Tomorrow marks the end of the National Mobility Equipment Dealers Association (NMEDA)‘s fifth annual Local Heroes Contest. Thank goodness! Why do I hate it? Let me count the ways…

  1. The name. We can get the obvious out of the way first. Local “heroes”? Clearly, the Association is referring to people with disabilities as heroes. It’s inspiration porn at its worst. The people, for the most part, entering the contest are regular, every day individuals that simply need some assistance with transportation needs. Being disabled does not equate to heroism.
  2. The design. You might say, “Well, Emily, some disabled people are heroes. What about the disabled vet who had his legs blown off in Afghanistan? What about the gal who tirelessly fought to expand independent living services in her county? Isn’t it great that the Association wants to get these people more mobile?” If only that were true… Instead, anyone can enter the contest. And the public at large votes for the top contenders. That’s right, my friend: the Association is merely sponsoring a popularity contest with the objective of getting its name out there.
  3. The private consequences. A new van generally costs around $60,000, depending upon the modifications required by each user. This makes it incredibly difficult for many people with disabilities to secure personal transport.  I entered the contest the first year, not realizing what a disgrace it is. I quit promoting myself after I realized at the vast majority of my friends with physical disabilities also entered the contest. Social media feeds began to get nasty, with friends arguing one was more deserving another. Not something I wanted to be a part of.
  4. The public consequences. Absolutely nothing. Can the Association demonstrate how the contest has benefited people with disabilities in an overarching manner? I think not. More groups have not been created to lower the cost of accessible vehicles. Individuals are still struggling to make it to health appointments and work on a daily basis. The contest has done nothing other than result in vehicles for a few people, whose contributions are generally unremarkable.

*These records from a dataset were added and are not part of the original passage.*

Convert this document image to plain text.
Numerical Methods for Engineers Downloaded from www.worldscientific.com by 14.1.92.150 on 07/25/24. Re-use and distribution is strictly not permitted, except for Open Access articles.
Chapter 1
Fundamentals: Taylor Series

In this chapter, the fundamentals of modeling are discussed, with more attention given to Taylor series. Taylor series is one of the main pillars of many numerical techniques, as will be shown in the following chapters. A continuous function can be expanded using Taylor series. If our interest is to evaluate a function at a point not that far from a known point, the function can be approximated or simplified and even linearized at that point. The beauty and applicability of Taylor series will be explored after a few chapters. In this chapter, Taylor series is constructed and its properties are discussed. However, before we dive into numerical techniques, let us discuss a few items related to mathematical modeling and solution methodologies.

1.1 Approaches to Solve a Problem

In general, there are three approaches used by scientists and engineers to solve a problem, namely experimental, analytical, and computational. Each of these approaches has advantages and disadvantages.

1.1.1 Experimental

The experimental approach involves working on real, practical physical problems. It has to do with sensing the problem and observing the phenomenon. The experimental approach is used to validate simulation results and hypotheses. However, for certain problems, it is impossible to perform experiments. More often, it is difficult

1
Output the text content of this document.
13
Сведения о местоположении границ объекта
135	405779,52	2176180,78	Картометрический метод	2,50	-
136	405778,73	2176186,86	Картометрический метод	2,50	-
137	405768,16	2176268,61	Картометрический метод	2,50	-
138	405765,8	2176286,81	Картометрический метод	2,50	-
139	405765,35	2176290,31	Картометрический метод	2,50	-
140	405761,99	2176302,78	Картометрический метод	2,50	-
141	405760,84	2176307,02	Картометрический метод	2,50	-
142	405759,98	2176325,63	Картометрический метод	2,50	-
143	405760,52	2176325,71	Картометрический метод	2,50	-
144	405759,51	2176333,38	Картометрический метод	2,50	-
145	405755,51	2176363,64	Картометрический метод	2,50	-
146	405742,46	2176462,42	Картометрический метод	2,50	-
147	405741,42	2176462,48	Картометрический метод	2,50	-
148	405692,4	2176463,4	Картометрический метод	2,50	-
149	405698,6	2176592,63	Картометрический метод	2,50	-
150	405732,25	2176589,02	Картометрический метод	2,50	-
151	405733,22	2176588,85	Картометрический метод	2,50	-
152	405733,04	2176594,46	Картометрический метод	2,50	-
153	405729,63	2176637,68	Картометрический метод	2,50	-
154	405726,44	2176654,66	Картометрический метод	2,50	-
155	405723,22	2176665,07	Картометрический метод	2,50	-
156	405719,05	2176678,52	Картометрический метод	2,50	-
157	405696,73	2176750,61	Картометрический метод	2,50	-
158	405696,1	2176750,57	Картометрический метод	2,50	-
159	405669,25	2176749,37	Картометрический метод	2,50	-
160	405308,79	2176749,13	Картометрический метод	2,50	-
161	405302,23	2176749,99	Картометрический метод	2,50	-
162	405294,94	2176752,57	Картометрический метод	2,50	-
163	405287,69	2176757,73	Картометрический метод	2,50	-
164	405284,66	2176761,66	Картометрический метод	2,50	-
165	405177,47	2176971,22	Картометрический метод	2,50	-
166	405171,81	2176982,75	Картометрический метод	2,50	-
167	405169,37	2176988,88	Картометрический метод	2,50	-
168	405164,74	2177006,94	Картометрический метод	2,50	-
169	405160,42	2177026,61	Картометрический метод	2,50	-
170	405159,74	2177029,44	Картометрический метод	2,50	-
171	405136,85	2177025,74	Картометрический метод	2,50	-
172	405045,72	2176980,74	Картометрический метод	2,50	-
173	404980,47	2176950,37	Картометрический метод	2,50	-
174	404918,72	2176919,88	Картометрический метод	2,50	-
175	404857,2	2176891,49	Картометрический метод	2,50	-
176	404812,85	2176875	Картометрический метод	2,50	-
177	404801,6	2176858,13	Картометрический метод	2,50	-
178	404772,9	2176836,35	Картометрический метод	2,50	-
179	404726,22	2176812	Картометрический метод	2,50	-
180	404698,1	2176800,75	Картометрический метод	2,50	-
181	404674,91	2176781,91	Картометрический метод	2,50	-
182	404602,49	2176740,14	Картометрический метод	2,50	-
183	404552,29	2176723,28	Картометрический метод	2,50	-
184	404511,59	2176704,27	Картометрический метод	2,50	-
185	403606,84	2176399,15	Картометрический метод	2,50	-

I would encourage NMEDA members to quit supporting such a ridiculous endeavor. Time and money could better be spent creating sustainable programs that would support more individuals in accessing their own accessible vehicles. Why not start a low-interest car loan program? Why not offer smaller grants to people that are genuinely engaged in heroic pursuits that benefit the disability community? It’s high time the existing contest hit the road.

Wheels on Wheels

When you ask people with disabilities about their number one barrier, transportation is a frequent reply. (More than 500,000 people report never leaving their homes due to lack of transportation. For more on this, and other alarming statistics, look here.) In addition to being an American symbol of freedom, personal vehicles are often necessary to maintain employment, social contact, and good health. Public transportation is not available in rural areas, and even city paratransit services often leave those with disabilities waiting for hours. Although urban millennials have been pushing for more universal public transit, legislatures like my own Indiana General Assembly are stuck in old transportation paradigms.

I am fortunate enough to use an accessible vehicle purchased by my parents, a 1999 Chevy Savana, modified by a previous owner. (See here for a lively visual and rap song.) However, we learned in April 2015 that the van would no longer be insured as of April 2016. Apparently it was too old. Thus began the process of trying to get a new adaptive vehicle.

Vocational Rehabilitation (VR) programs exist in every state, a jointly funded state and federal program to help people with disabilities achieve and maintain employment. Where a vehicle is necessary for job success (e.g., one needs a vehicle to drive to work), VR will pay for the cost of vehicle modifications. Unfortunately, VR only purchases the modifications – that is, the lift or ramp, the wheelchair tiedowns, etc. – and the client is responsible for providing the vehicle. Individual VR programs set rules regarding the type of vehicle that they will modify, frequently requiring new or gently-used ones in order to ensure that the modifications will be used for years to come. Effectively, this means that people, who sometimes are not even employed yet, are on the hook to purchase a $30,000 van. Yet, because modifications run upwards of $20,000, going through VR is worth it.

I contacted my local VR office in May 2015 and expressed my desire having my case reopened. The local supervisor stated that a new case would have to be opened, given the expensive nature of my request. Okay… I was then informed that I could get in for an appointment in September, a clear violation of VR regulations. Good thing I’m a lawyer, huh? After some self-advocacy on my part, we finally got the paperwork started.


Today, I finally got my van I named her Clover, in honor of St. Patrick’s Day, and because I know how lucky I am to have her. I’m grateful for the financial resources to purchase the Dodge Grand Caravan, and for the taxpayer-funded $22,000 in modifications.

I still wonder what happens to people who are looking for jobs and can’t yet afford the price of a modification-ready vehicle. To my knowledge, no private funding sources currently exist. Some public funding is available to veterans, but not the average cripple. Do you have any creative solutions for the funding of accessible vehicle?